До утра, пока спал, проехали всего две станции. В ранний час пробуждения снова, будто не двинувшись и на километр, стояли в открытом поле у такого же, как и вчера, светофора.
Аркадий Павлович умывался на откосе возле вагона с помощью того же худощавого подростка. Опрокидывая на его руки остатки воды из кружки, мальчик таинственно спросил:
— Вы начальник вагонов с золотом, да?
— Каких вагонов?
— Тех, где часовой. Там золото, чтобы оно не попало к фашистам, да?
— Что еще за часовой?
— Ну там, в конце.
Поблагодарив мальчика, администратор заспешил в хвост состава, где узнал, что за ночь на какой-то станции к их эшелону добавили два закрытых товарных вагона. На площадке одного из них находился охранник полувоенного вида с ружьем в руках.
— Спецгруз. Опасный. Взрывчатка, — как бы по секрету сообщил главный кондуктор. — Приказано довезти по назначению. Километров сто еще пойдут с нами.
Не обрадованный этаким соседством в составе поезда, Аркадий Павлович возвращался к паровозу.

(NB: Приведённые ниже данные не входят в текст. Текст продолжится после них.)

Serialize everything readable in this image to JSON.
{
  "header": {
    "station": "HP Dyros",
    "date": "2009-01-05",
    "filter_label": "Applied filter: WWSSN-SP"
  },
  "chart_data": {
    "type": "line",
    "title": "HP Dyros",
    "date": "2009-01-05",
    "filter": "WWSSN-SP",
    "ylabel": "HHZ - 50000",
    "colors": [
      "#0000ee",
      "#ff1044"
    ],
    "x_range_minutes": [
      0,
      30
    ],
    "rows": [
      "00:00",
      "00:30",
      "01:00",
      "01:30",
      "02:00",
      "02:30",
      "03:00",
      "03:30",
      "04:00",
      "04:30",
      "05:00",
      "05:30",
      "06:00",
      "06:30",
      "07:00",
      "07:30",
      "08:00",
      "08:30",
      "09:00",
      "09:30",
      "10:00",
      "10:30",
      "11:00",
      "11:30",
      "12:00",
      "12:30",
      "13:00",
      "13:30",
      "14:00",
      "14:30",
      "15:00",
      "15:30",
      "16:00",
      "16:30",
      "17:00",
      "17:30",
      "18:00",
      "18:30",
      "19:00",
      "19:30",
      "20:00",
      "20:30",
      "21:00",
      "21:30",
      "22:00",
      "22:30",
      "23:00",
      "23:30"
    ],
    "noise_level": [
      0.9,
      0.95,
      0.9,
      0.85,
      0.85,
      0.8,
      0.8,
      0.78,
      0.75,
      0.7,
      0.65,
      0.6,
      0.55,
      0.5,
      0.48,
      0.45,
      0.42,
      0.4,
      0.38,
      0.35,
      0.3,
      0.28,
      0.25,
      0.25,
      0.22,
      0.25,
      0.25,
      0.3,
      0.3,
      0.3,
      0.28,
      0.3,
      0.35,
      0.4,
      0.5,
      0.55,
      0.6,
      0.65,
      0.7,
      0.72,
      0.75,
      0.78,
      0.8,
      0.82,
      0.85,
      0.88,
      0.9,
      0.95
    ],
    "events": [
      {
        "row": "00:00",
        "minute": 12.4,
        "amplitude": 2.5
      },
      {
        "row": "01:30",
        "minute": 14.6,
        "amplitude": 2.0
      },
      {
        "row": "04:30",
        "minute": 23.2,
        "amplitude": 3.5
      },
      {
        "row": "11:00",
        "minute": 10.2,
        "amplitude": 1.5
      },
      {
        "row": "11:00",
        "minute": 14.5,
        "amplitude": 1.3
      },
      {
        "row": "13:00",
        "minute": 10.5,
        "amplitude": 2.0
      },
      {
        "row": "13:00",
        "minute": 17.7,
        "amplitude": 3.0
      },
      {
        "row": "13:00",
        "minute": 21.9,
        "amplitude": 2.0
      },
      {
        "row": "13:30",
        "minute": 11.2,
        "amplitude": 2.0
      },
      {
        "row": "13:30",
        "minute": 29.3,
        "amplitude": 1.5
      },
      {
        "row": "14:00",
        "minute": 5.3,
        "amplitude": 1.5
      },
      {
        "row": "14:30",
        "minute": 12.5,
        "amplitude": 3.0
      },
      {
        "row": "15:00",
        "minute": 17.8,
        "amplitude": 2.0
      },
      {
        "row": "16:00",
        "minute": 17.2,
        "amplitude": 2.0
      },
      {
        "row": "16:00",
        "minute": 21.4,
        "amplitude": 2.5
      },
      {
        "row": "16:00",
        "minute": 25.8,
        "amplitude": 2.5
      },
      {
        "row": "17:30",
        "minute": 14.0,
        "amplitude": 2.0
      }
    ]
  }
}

По дороге приостановился, глядя на повыскакивавших из теплушек пионеров. Со свистом, с гиканьем носились они по еще не обсохшей от росы траве. Раскинув руки, кружил в поле мальчик лет девяти. Наклоняясь на виражах, он изображал истребитель. Бах!.. Бах! — стреляли двое других из зениток-палок. Дети оставались детьми.
Потом поезд шел через степь, казалось, простиравшуюся без конца и без края. Вдали ершились обсаженные пирамидальными тополями небольшие хуторки. В пассажирском вагоне к Аркадию Павловичу, как к единственному тут мужчине, относились со столь заботливым вниманием, что ему сделалось не по себе и он снова перебрался на паровоз.
Чем дальше продвигался к северо-востоку эшелон, тем упрямее напоминала о себе война. Проезжали мимо черных проплешин сгоревшей на корню пшеницы. От земли тянуло запахом пригорелого хлеба. Невдалеке, справа и слева, темнели воронки от фугасок. Около линейных постов железнодорожники рыли спасительные щели. Приближаясь к городу, увидели спрошенные под откос, искореженные огнем остовы трех пассажирских вагонов. Что-то сталось с теми, кто был в них?!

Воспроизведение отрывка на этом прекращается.